Buchhaltung und Kreativität

Schäfer mag keine Prognose wagen, ob das Projekt dann auch wirklich so funktionieren kann. "Antville.org war eine selbsterhaltende Community, weil Geld tatsächlich nie ein Thema gewesen ist", sagt er.

Ob sich die Gemeinschaft selbst tragen kann, muss sie sich noch beweisen. Und ob die zur nachhaltigen Selbstorganisation notwendige Disziplin nicht der für interessante Online-Communitys grundlegenden kreativen Ungezwungenheit wesentlich entgegensteht, bleibt ebenfalls abzuwarten.

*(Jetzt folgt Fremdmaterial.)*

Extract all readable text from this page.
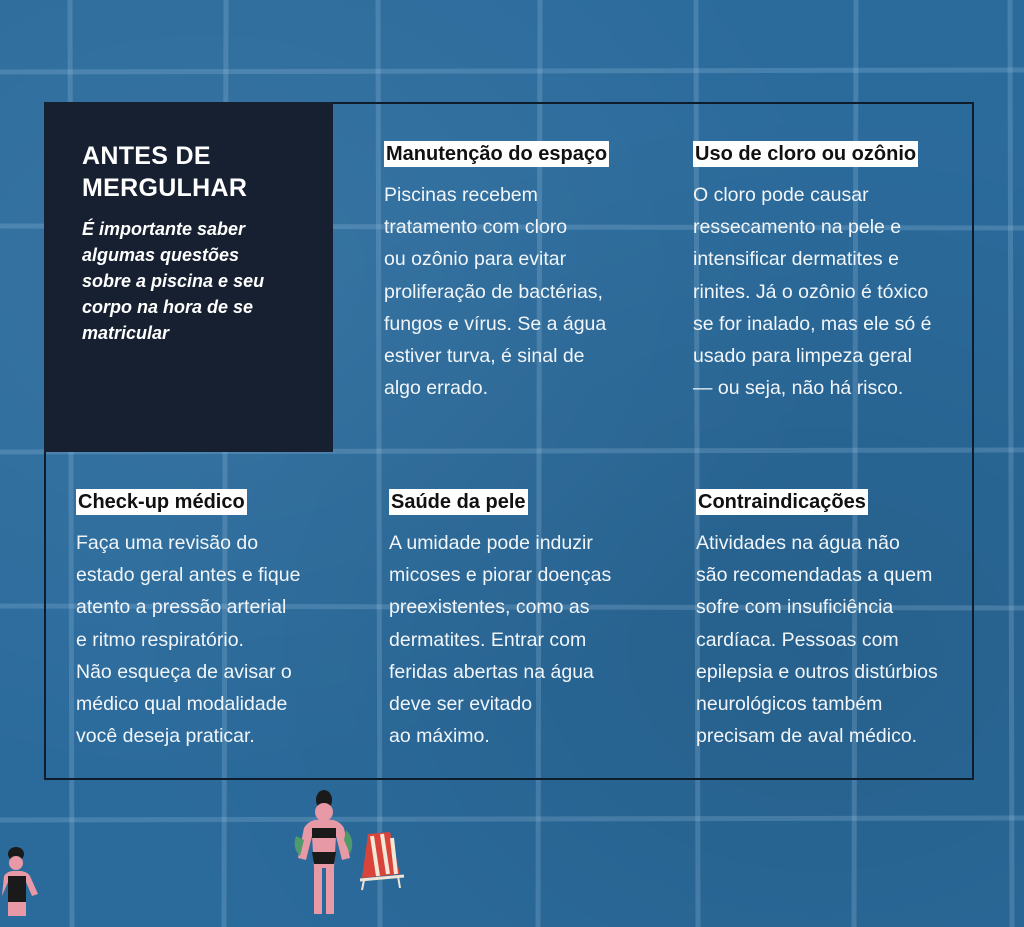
ANTES DE MERGULHAR

É importante saber algumas questões sobre a piscina e seu corpo na hora de se matricular

Manutenção do espaço
Piscinas recebem
tratamento com cloro
ou ozônio para evitar
proliferação de bactérias,
fungos e vírus. Se a água
estiver turva, é sinal de
algo errado.
Uso de cloro ou ozônio
O cloro pode causar
ressecamento na pele e
intensificar dermatites e
rinites. Já o ozônio é tóxico
se for inalado, mas ele só é
usado para limpeza geral
— ou seja, não há risco.
Check-up médico
Faça uma revisão do
estado geral antes e fique
atento a pressão arterial
e ritmo respiratório.
Não esqueça de avisar o
médico qual modalidade
você deseja praticar.
Saúde da pele
A umidade pode induzir
micoses e piorar doenças
preexistentes, como as
dermatites. Entrar com
feridas abertas na água
deve ser evitado
ao máximo.
Contraindicações
Atividades na água não
são recomendadas a quem
sofre com insuficiência
cardíaca. Pessoas com
epilepsia e outros distúrbios
neurológicos também
precisam de aval médico.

Vom Metro-Centre zum Metro-Centre

Sicher dürfte jedenfalls sein, dass der größte Teil der Nutzer Sozialer Software auch in Zukunft auf zahlreiche kostenlose Angebote kommerzieller Anbieter zurückgreifen können und diese auch nutzen werden, auch wenn sie dafür Unannehmlichkeiten wie Werbung und Data-Mining in Kauf nehmen müssen.

Außerdem begünstigt das Modell "Metro-Centre" der geschlossenen kommerziellen Websites auch den Nomadismus, denn die entsprechend aufgebauten Communitys sind instabil, wechseln schnell Besitzer und Management, verändern sich mit dem Zwang zur schnellen Rentabilität oder führen, wie kürzlich Yahoo bei Flickr, nach Ländern und Kulturen definierte Filter ein, die trennen, wo das TCP/IP-Protokoll einst vereinte.

Es ist nicht zu sagen, ob offene und selbst verwaltete Communitys um ihrer selbst willen über längere Zeit hinweg im Netz existieren können. Notwendig wäre ihre Existenz im Schatten der Metro-Centres aber ganz gewiss.